Algorithms for certain classes of Tamil Spelling correction
This work addresses spelling correction challenges in Tamil, an agglutinative language, but is incremental as it summarizes known algorithms without introducing new methods.
The authors tackled the problem of Tamil spelling correction for conjoined words that are out-of-dictionary by proposing algorithmic techniques to efficiently handle them, such as decomposing words like [thendRalkattRu] into parts like [thendRal] and [kattRu] when these parts exist in a word list.

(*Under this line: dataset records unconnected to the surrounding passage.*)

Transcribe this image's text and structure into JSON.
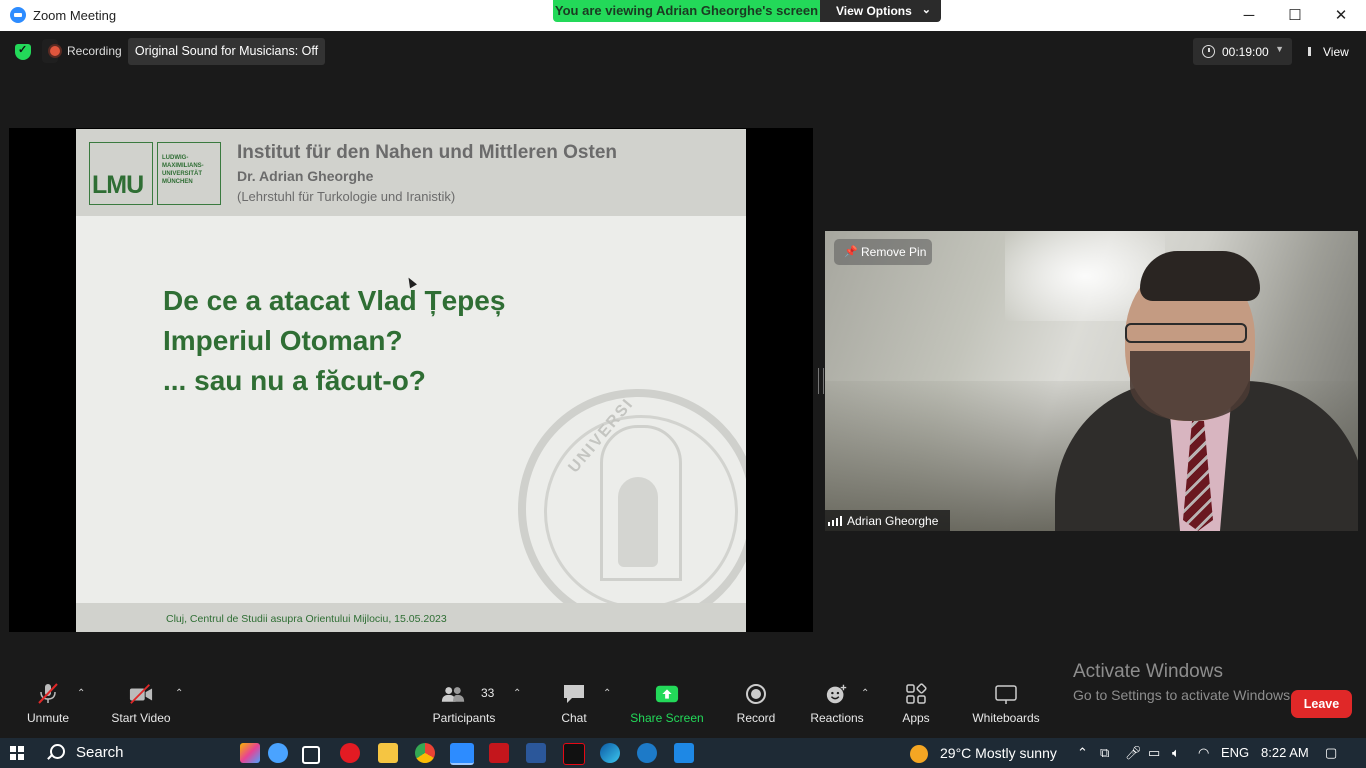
{
  "window": {
    "title": "Zoom Meeting",
    "minimize": "─",
    "maximize": "☐",
    "close": "✕"
  },
  "banner": {
    "viewing": "You are viewing Adrian Gheorghe's screen",
    "view_options": "View Options",
    "chevron": "⌄"
  },
  "topbar": {
    "recording": "Recording",
    "original_sound": "Original Sound for Musicians: Off",
    "timer": "00:19:00",
    "view": "View"
  },
  "slide": {
    "logo_mark": "LMU",
    "logo_text": "LUDWIG-\nMAXIMILIANS-\nUNIVERSITÄT\nMÜNCHEN",
    "institute": "Institut für den Nahen und Mittleren Osten",
    "author": "Dr. Adrian Gheorghe",
    "chair": "(Lehrstuhl für Turkologie und Iranistik)",
    "question_lines": [
      "De ce a atacat Vlad Țepeș",
      "Imperiul Otoman?",
      "... sau nu a făcut-o?"
    ],
    "seal_word": "UNIVERSI",
    "footer": "Cluj, Centrul de Studii asupra Orientului Mijlociu, 15.05.2023"
  },
  "video": {
    "remove_pin": "Remove Pin",
    "participant_name": "Adrian Gheorghe"
  },
  "watermark": {
    "line1": "Activate Windows",
    "line2": "Go to Settings to activate Windows."
  },
  "toolbar": {
    "unmute": "Unmute",
    "start_video": "Start Video",
    "participants": "Participants",
    "participants_count": "33",
    "chat": "Chat",
    "share_screen": "Share Screen",
    "record": "Record",
    "reactions": "Reactions",
    "apps": "Apps",
    "whiteboards": "Whiteboards",
    "leave": "Leave",
    "share_color": "#23d959"
  },
  "taskbar": {
    "search": "Search",
    "weather": "29°C  Mostly sunny",
    "language": "ENG",
    "time": "8:22 AM"
  }
}
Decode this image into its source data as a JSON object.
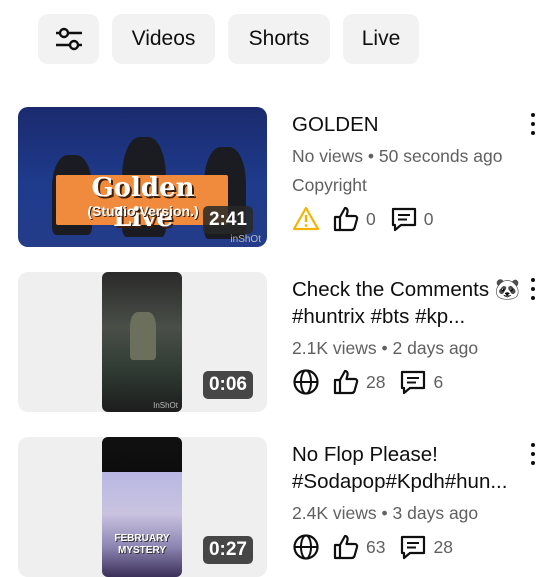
{
  "chips": {
    "filter_icon": "sliders-icon",
    "videos": "Videos",
    "shorts": "Shorts",
    "live": "Live"
  },
  "videos": [
    {
      "title": "GOLDEN",
      "views": "No views",
      "age": "50 seconds ago",
      "extra": "Copyright",
      "duration": "2:41",
      "likes": "0",
      "comments": "0",
      "status_icon": "warning-icon",
      "status_color": "#f2b400",
      "thumb_title": "Golden Live",
      "thumb_sub": "(Studio Version.)",
      "thumb_watermark": "inShOt"
    },
    {
      "title": "Check the Comments 🐼 #huntrix #bts #kp...",
      "views": "2.1K views",
      "age": "2 days ago",
      "duration": "0:06",
      "likes": "28",
      "comments": "6",
      "status_icon": "globe-icon",
      "thumb_watermark": "InShOt"
    },
    {
      "title": "No Flop Please! #Sodapop#Kpdh#hun...",
      "views": "2.4K views",
      "age": "3 days ago",
      "duration": "0:27",
      "likes": "63",
      "comments": "28",
      "status_icon": "globe-icon",
      "thumb_caption": "FEBRUARY MYSTERY"
    }
  ],
  "separator": "•"
}
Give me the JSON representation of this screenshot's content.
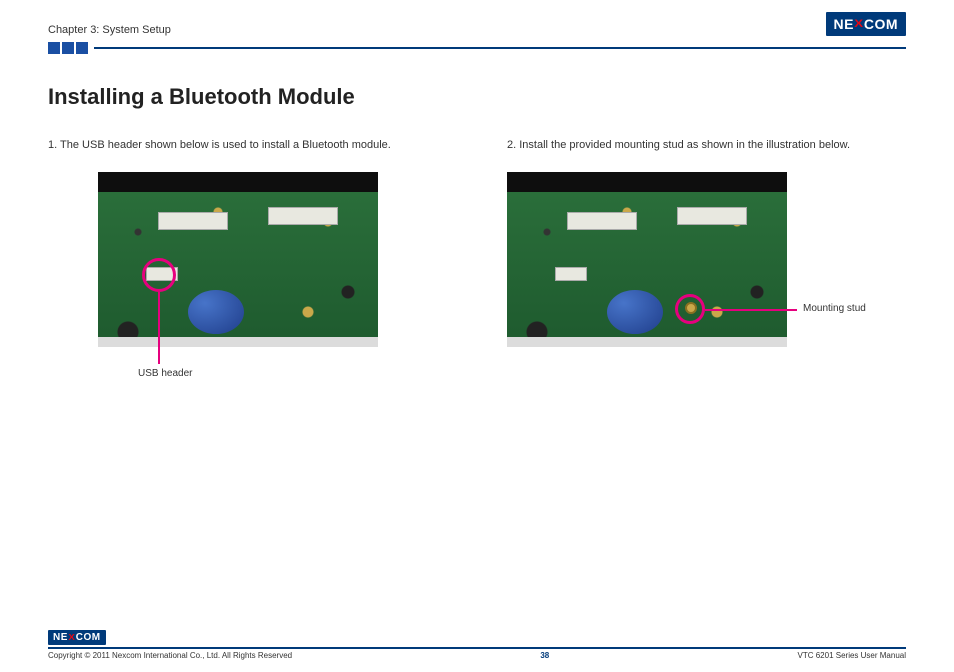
{
  "header": {
    "chapter": "Chapter 3: System Setup",
    "logo_main": "NE",
    "logo_mid": "X",
    "logo_end": "COM"
  },
  "page": {
    "title": "Installing a Bluetooth Module",
    "step1": "1. The USB header shown below is used to install a Bluetooth module.",
    "step2": "2. Install the provided mounting stud as shown in the illustration below.",
    "label_usb": "USB header",
    "label_stud": "Mounting stud"
  },
  "footer": {
    "copyright": "Copyright © 2011 Nexcom International Co., Ltd. All Rights Reserved",
    "page_number": "38",
    "manual": "VTC 6201 Series User Manual"
  }
}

Tamil language has an agglutinative, diglossic, alpha-syllabary structure which provides a significant combinatorial explosion of morphological forms all of which are effectively used in Tamil prose, poetry from antiquity to the modern age in an unbroken chain of continuity. However, for the language understanding, spelling correction purposes some of these present challenges as out-of-dictionary words. In this paper the authors propose algorithmic techniques to handle specific problems of conjoined-words (out-of-dictionary) (transliteration)[thendRalkattRu] = [thendRal]+[kattRu] when parts are alone present in word-list in efficient way. Morphological structure of Tamil makes it necessary to depend on synthesis-analysis approach and dictionary lists will never be sufficient to truly capture the language. In this paper we have attempted to make a summary of various known algorithms for specific classes of Tamil spelling errors. We believe this collection of suggestions to improve future spelling checkers. We also note do not cover many important techniques like affix removal and other such techniques of key importance in rule-based spell checkers.